Abstract
Prefrontal deep projection neurons enable cognitive flexibility via persistent feedback monitoring
Spellman T, Svei M, Kaminsky J, Manzano-Nieves G, Liston C
Biorxiv. 2021; Online ahead of print.
Abstract
Cognitive flexibility, the ability to alter one’s strategy according to changing stimulus-response-reward relationships, is critical for acquiring and updating learned behavior. Attentional set-shifting, a test of cognitive flexibility, depends on the activity of prefrontal cortex (PFC). It remains unclear, however, what specific role PFC neurons play and how they interact to support set-shifting. One widely held view is that prefrontal activity biases sensorimotor responses by mediating attention. Using optogenetics and 2-photon calcium imaging, we demonstrate that, while PFC activity does encode attentional sets, this activity does not bias sensorimotor responses.

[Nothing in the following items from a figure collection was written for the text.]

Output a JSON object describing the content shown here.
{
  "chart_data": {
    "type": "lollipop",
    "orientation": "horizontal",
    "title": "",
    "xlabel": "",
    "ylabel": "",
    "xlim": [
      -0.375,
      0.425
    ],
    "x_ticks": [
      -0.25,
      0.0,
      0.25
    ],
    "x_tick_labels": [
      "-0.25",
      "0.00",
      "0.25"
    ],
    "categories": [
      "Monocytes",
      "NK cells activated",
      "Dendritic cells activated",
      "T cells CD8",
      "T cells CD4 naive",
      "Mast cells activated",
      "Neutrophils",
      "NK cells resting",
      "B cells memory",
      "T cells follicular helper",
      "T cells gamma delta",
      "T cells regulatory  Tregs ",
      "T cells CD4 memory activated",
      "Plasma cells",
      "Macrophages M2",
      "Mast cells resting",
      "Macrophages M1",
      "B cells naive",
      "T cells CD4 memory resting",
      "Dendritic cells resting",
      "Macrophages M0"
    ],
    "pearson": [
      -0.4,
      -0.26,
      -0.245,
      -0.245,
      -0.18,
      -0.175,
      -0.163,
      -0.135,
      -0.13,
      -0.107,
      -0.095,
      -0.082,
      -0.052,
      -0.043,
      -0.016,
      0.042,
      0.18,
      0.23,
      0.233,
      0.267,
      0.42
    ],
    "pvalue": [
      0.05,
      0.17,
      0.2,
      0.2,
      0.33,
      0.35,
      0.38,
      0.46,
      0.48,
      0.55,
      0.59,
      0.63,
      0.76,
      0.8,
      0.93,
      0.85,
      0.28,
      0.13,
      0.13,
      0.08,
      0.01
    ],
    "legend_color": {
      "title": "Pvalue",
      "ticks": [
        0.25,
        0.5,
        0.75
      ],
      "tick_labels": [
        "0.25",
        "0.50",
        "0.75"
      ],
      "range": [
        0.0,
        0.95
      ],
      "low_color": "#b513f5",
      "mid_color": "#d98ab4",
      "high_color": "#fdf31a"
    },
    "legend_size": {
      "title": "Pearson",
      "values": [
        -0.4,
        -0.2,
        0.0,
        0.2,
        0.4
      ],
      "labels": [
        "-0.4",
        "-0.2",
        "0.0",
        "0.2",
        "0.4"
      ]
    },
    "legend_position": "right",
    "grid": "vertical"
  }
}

Rather, PFC activity enables set-shifting by encoding trial feedback information, a role it has been known to play in other contexts. We identify a circuit-level mechanism that supports feedback monitoring through persistent, recurring activity bridging multiple trials. Unexpectedly, the functional properties of PFC cells did not vary with their efferent projection targets in this context. Instead, representations of trial feedback formed a topological gradient, with cells more strongly selective for feedback information located further from the pial surface and receiving denser afferent inputs from the anterior cingulate cortex. Together, these findings identify a critical role for deep PFC projection neurons in enabling set-shifting through behavioral feedback monitoring.